The costly detector, called the Alpha Magnetic Spectrometer, was ferried into orbit by the space shuttle Endeavour in May 2011. Since then, its seven instruments have already recorded more than 30 billion cosmic ray strikes - high speed particles from the depths of space.
Results based on the study of 25 billion of these events included the detection of 400,000 positrons - antimatter equivalents of the electron. That is the largest collection of antimatter particles recorded in space.
An international team of scientists says the new data is consistent with the positrons originating from the annihilation of dark matter particles in space. However the evidence is not strong enough yet to rule out other explanations such as pulsating stars.
So what is dark matter? Strange as it may seem, cosmologists' models suggest that ordinary matter which we can see or observe directly in other wavelengths makes up only one twentieth of the mass and energy of the Universe. Recent results from the European Space Agency's Planck satellite put the figure at 4.9 per cent.
There appears to be vastly more dark matter with a figure more than five times greater of 26.8 per cent. And more than two thirds - 68.3 per cent - is made up of a mysterious but unrelated force called dark energy which is thought responsible for causing the expansion of the Universe to speed up.
The proportions of ordinary matter, dark matter and dark energy thought to exist in the Universe before and after Planck's studies. Credit: ESA
Dark matter is only observable indirectly, by effects such as its gravitational pull on ordinary matter. As well as the research in space, attempts to prove its existence are being made at CERN's Large Hadron Collider in Switzerland and other underground detectors.

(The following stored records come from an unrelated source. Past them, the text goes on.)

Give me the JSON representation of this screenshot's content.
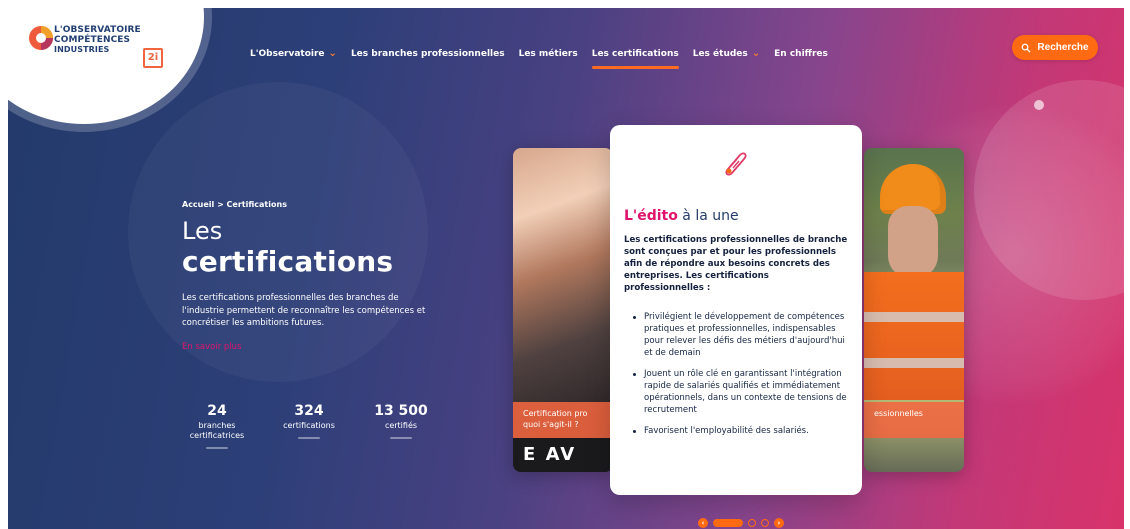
{
  "logo": {
    "line1": "L'OBSERVATOIRE",
    "line2": "COMPÉTENCES",
    "line3": "INDUSTRIES",
    "mark": "2i"
  },
  "nav": [
    {
      "label": "L'Observatoire",
      "has_chevron": true,
      "active": false
    },
    {
      "label": "Les branches professionnelles",
      "has_chevron": false,
      "active": false
    },
    {
      "label": "Les métiers",
      "has_chevron": false,
      "active": false
    },
    {
      "label": "Les certifications",
      "has_chevron": false,
      "active": true
    },
    {
      "label": "Les études",
      "has_chevron": true,
      "active": false
    },
    {
      "label": "En chiffres",
      "has_chevron": false,
      "active": false
    }
  ],
  "search": {
    "label": "Recherche",
    "icon": "search-icon"
  },
  "hero": {
    "breadcrumb": "Accueil > Certifications",
    "title_line1": "Les",
    "title_line2": "certifications",
    "intro": "Les certifications professionnelles des branches de l'industrie permettent de reconnaître les compétences et concrétiser les ambitions futures.",
    "link": "En savoir plus"
  },
  "stats": [
    {
      "value": "24",
      "label": "branches certificatrices"
    },
    {
      "value": "324",
      "label": "certifications"
    },
    {
      "value": "13 500",
      "label": "certifiés"
    }
  ],
  "cards": {
    "left_banner": "Certification pro quoi s'agit-il ?",
    "left_bottom": "E AV",
    "right_banner": "essionnelles"
  },
  "edito": {
    "heading_accent": "L'édito",
    "heading_rest": " à la une",
    "lead": "Les certifications professionnelles de branche sont conçues par et pour les professionnels afin de répondre aux besoins concrets des entreprises. Les certifications professionnelles :",
    "bullets": [
      "Privilégient le développement de compétences pratiques et professionnelles, indispensables pour relever les défis des métiers d'aujourd'hui et de demain",
      "Jouent un rôle clé en garantissant l'intégration rapide de salariés qualifiés et immédiatement opérationnels, dans un contexte de tensions de recrutement",
      "Favorisent l'employabilité des salariés."
    ]
  },
  "carousel": {
    "prev": "‹",
    "next": "›"
  },
  "colors": {
    "accent_orange": "#ff6a12",
    "accent_pink": "#e0126c",
    "navy": "#223f73"
  }
}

An excess of antimatter in the battering of the Earth by cosmic rays was first noticed about 20 years ago. Though its origin remains unexplained, theory suggests the positrons could be produced when two particles of dark matter collide and annihilate.

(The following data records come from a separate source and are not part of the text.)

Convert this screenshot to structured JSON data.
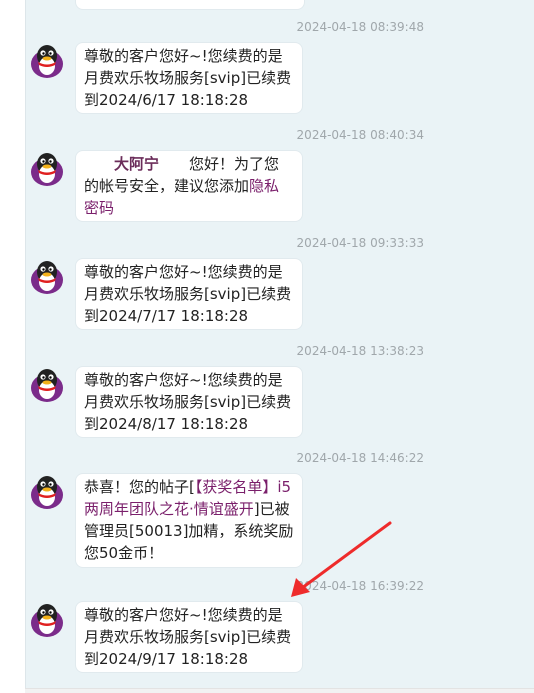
{
  "messages": [
    {
      "time": "2024-04-18 08:39:48",
      "text": "尊敬的客户您好~!您续费的是月费欢乐牧场服务[svip]已续费到2024/6/17 18:18:28"
    },
    {
      "time": "2024-04-18 08:40:34",
      "name": "大阿宁",
      "greeting": "您好！为了您的帐号安全，建议您添加",
      "link": "隐私密码"
    },
    {
      "time": "2024-04-18 09:33:33",
      "text": "尊敬的客户您好~!您续费的是月费欢乐牧场服务[svip]已续费到2024/7/17 18:18:28"
    },
    {
      "time": "2024-04-18 13:38:23",
      "text": "尊敬的客户您好~!您续费的是月费欢乐牧场服务[svip]已续费到2024/8/17 18:18:28"
    },
    {
      "time": "2024-04-18 14:46:22",
      "prefix": "恭喜！您的帖子[",
      "link": "【获奖名单】i5两周年团队之花·情谊盛开",
      "suffix": "]已被管理员[50013]加精，系统奖励您50金币！"
    },
    {
      "time": "2024-04-18 16:39:22",
      "text": "尊敬的客户您好~!您续费的是月费欢乐牧场服务[svip]已续费到2024/9/17 18:18:28"
    }
  ],
  "colors": {
    "accent": "#ee2b2b",
    "link": "#7a1f6b",
    "panel": "#eaf3f6"
  },
  "icons": {
    "avatar": "qq-penguin-icon",
    "annotation": "red-arrow-icon"
  }
}
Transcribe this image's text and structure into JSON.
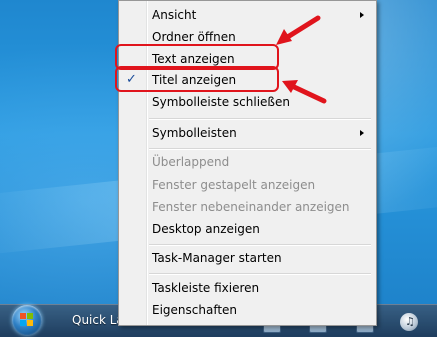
{
  "taskbar": {
    "quicklaunch_label": "Quick Launch"
  },
  "menu": {
    "items": [
      {
        "label": "Ansicht",
        "submenu": true,
        "disabled": false,
        "checked": false
      },
      {
        "label": "Ordner öffnen",
        "submenu": false,
        "disabled": false,
        "checked": false
      },
      {
        "label": "Text anzeigen",
        "submenu": false,
        "disabled": false,
        "checked": false
      },
      {
        "label": "Titel anzeigen",
        "submenu": false,
        "disabled": false,
        "checked": true
      },
      {
        "label": "Symbolleiste schließen",
        "submenu": false,
        "disabled": false,
        "checked": false
      },
      {
        "label": "Symbolleisten",
        "submenu": true,
        "disabled": false,
        "checked": false
      },
      {
        "label": "Überlappend",
        "submenu": false,
        "disabled": true,
        "checked": false
      },
      {
        "label": "Fenster gestapelt anzeigen",
        "submenu": false,
        "disabled": true,
        "checked": false
      },
      {
        "label": "Fenster nebeneinander anzeigen",
        "submenu": false,
        "disabled": true,
        "checked": false
      },
      {
        "label": "Desktop anzeigen",
        "submenu": false,
        "disabled": false,
        "checked": false
      },
      {
        "label": "Task-Manager starten",
        "submenu": false,
        "disabled": false,
        "checked": false
      },
      {
        "label": "Taskleiste fixieren",
        "submenu": false,
        "disabled": false,
        "checked": false
      },
      {
        "label": "Eigenschaften",
        "submenu": false,
        "disabled": false,
        "checked": false
      }
    ],
    "check_glyph": "✓"
  },
  "annotations": {
    "highlight_color": "#e0141c"
  }
}
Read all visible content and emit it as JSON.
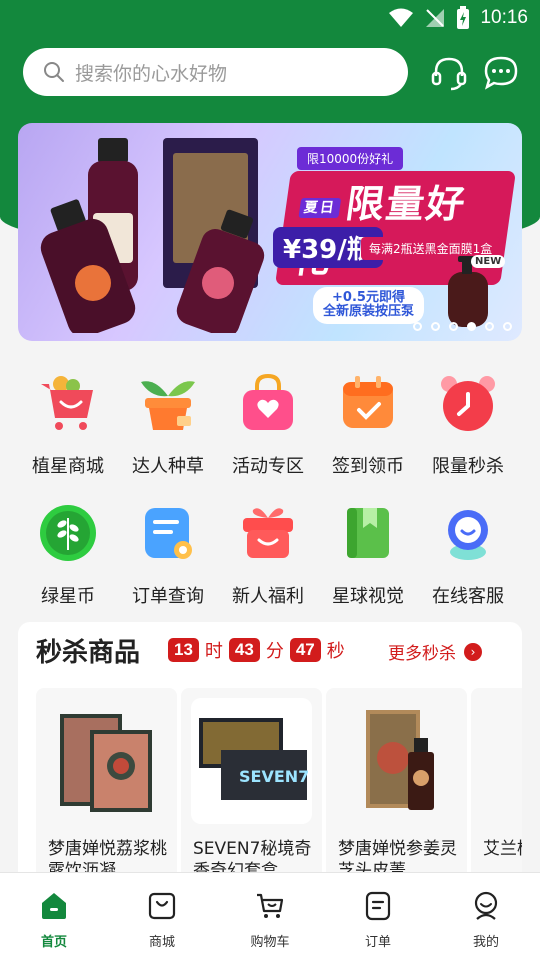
{
  "status": {
    "time": "10:16"
  },
  "search": {
    "placeholder": "搜索你的心水好物"
  },
  "banner": {
    "top_tag": "限10000份好礼",
    "title": "限量好礼",
    "season_tag": "夏日",
    "price": "¥39/瓶",
    "sub": "每满2瓶送黑金面膜1盒",
    "badge_line1": "+0.5元即得",
    "badge_line2": "全新原装按压泵",
    "new_tag": "NEW"
  },
  "categories": [
    {
      "label": "植星商城",
      "icon": "shopping-cart-icon"
    },
    {
      "label": "达人种草",
      "icon": "plant-pot-icon"
    },
    {
      "label": "活动专区",
      "icon": "shopping-bag-icon"
    },
    {
      "label": "签到领币",
      "icon": "calendar-check-icon"
    },
    {
      "label": "限量秒杀",
      "icon": "alarm-clock-icon"
    },
    {
      "label": "绿星币",
      "icon": "leaf-coin-icon"
    },
    {
      "label": "订单查询",
      "icon": "order-note-icon"
    },
    {
      "label": "新人福利",
      "icon": "gift-box-icon"
    },
    {
      "label": "星球视觉",
      "icon": "book-icon"
    },
    {
      "label": "在线客服",
      "icon": "customer-service-icon"
    }
  ],
  "flash_sale": {
    "title": "秒杀商品",
    "hours": "13",
    "hours_unit": "时",
    "minutes": "43",
    "minutes_unit": "分",
    "seconds": "47",
    "seconds_unit": "秒",
    "more": "更多秒杀",
    "products": [
      {
        "name": "梦唐婵悦荔浆桃露饮沥凝"
      },
      {
        "name": "SEVEN7秘境奇香奇幻套盒"
      },
      {
        "name": "梦唐婵悦参姜灵芝头皮菁"
      },
      {
        "name": "艾兰桃"
      }
    ]
  },
  "tabbar": [
    {
      "label": "首页",
      "active": true
    },
    {
      "label": "商城"
    },
    {
      "label": "购物车"
    },
    {
      "label": "订单"
    },
    {
      "label": "我的"
    }
  ],
  "colors": {
    "brand_green": "#13883d",
    "flash_red": "#d21c1c"
  }
}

The new results from AMS were revealed at a NASA press conference and CERN webcast yesterday and it is fair to say that many who watched found them underwhelming due to the lack of firm evidence displayed.

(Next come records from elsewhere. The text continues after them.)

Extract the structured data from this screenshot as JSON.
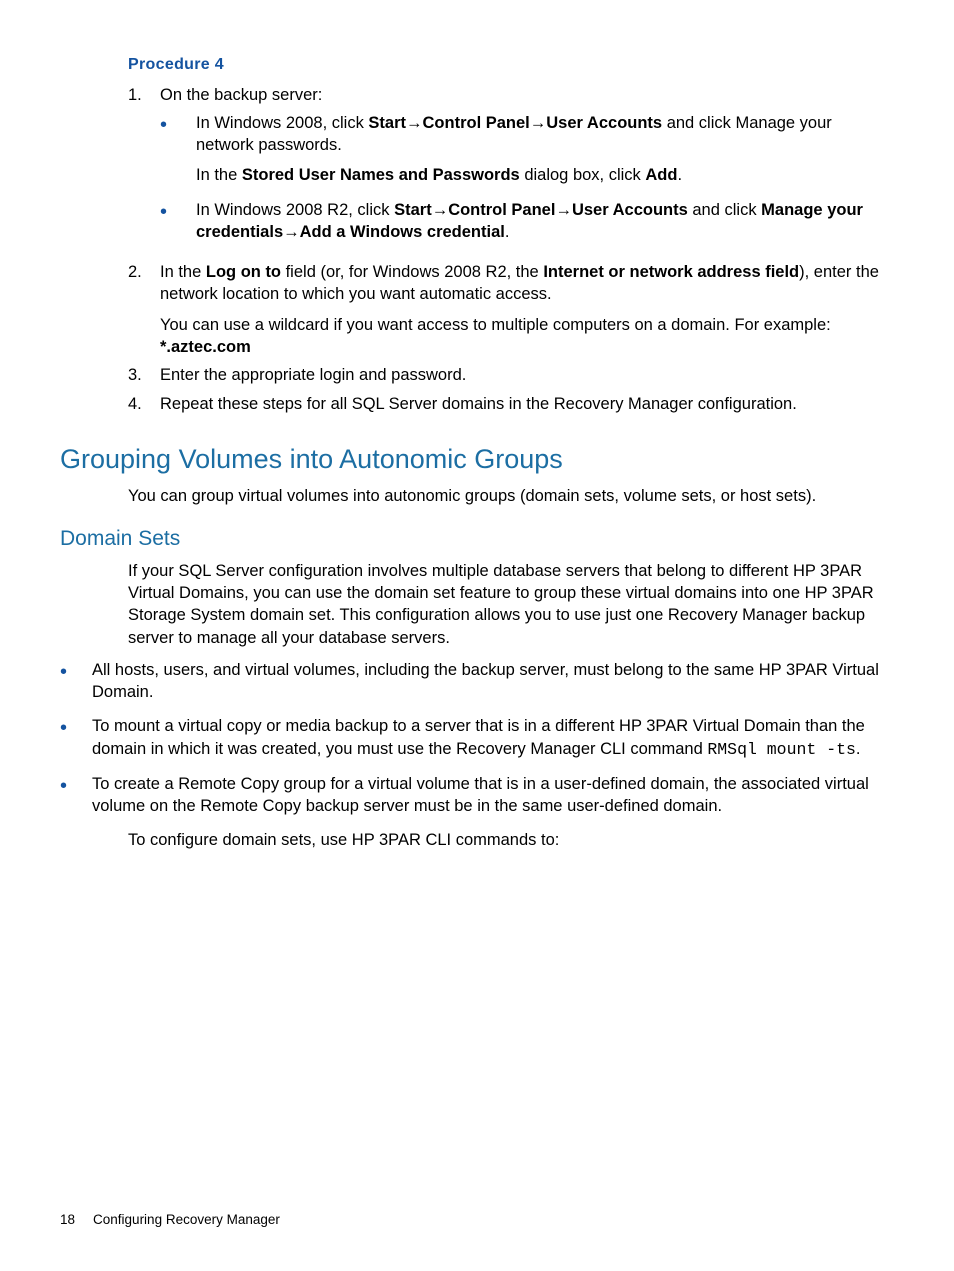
{
  "proc_heading": "Procedure 4",
  "ol": {
    "i1": {
      "num": "1.",
      "lead": "On the backup server:",
      "sub1_a": "In Windows 2008, click ",
      "sub1_b_start": "Start",
      "sub1_arrow1": "→",
      "sub1_b_cp": "Control Panel",
      "sub1_arrow2": "→",
      "sub1_b_ua": "User Accounts",
      "sub1_c": " and click Manage your network passwords.",
      "sub1_p2a": "In the ",
      "sub1_p2b": "Stored User Names and Passwords",
      "sub1_p2c": " dialog box, click ",
      "sub1_p2d": "Add",
      "sub1_p2e": ".",
      "sub2_a": "In Windows 2008 R2, click ",
      "sub2_b_start": "Start",
      "sub2_arrow1": "→",
      "sub2_b_cp": "Control Panel",
      "sub2_arrow2": "→",
      "sub2_b_ua": "User Accounts",
      "sub2_c": " and click ",
      "sub2_d": "Manage your credentials",
      "sub2_arrow3": "→",
      "sub2_e": "Add a Windows credential",
      "sub2_f": "."
    },
    "i2": {
      "num": "2.",
      "a": "In the ",
      "b": "Log on to",
      "c": " field (or, for Windows 2008 R2, the ",
      "d": "Internet or network address field",
      "e": "), enter the network location to which you want automatic access.",
      "p2a": "You can use a wildcard if you want access to multiple computers on a domain. For example: ",
      "p2b": "*.aztec.com"
    },
    "i3": {
      "num": "3.",
      "text": "Enter the appropriate login and password."
    },
    "i4": {
      "num": "4.",
      "text": "Repeat these steps for all SQL Server domains in the Recovery Manager configuration."
    }
  },
  "h2_grouping": "Grouping Volumes into Autonomic Groups",
  "grouping_intro": "You can group virtual volumes into autonomic groups (domain sets, volume sets, or host sets).",
  "h3_domain_sets": "Domain Sets",
  "ds_intro": "If your SQL Server configuration involves multiple database servers that belong to different HP 3PAR Virtual Domains, you can use the domain set feature to group these virtual domains into one HP 3PAR Storage System domain set. This configuration allows you to use just one Recovery Manager backup server to manage all your database servers.",
  "ds_b1": "All hosts, users, and virtual volumes, including the backup server, must belong to the same HP 3PAR Virtual Domain.",
  "ds_b2a": "To mount a virtual copy or media backup to a server that is in a different HP 3PAR Virtual Domain than the domain in which it was created, you must use the Recovery Manager CLI command ",
  "ds_b2b": "RMSql mount -ts",
  "ds_b2c": ".",
  "ds_b3": "To create a Remote Copy group for a virtual volume that is in a user-defined domain, the associated virtual volume on the Remote Copy backup server must be in the same user-defined domain.",
  "ds_tail": "To configure domain sets, use HP 3PAR CLI commands to:",
  "footer": {
    "page": "18",
    "section": "Configuring Recovery Manager"
  }
}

But American physicist Professor Samuel Ting, the project leader, believes confirmation or otherwise will not be long in coming. He said: “Over the coming months, AMS will be able to tell us conclusively whether these positrons are a signal for dark matter, or whether they have some other origin.”
NASA Administrator Charles Bolden commented: “The AMS cosmic ray particle results announced today could help foster a new understanding of the fields of fundamental physics and astrophysics. I am confident that this is only the first of many scientific discoveries enabled by the station that will change our understanding of the universe.”
The results will be published in the journal Physical Review Letters.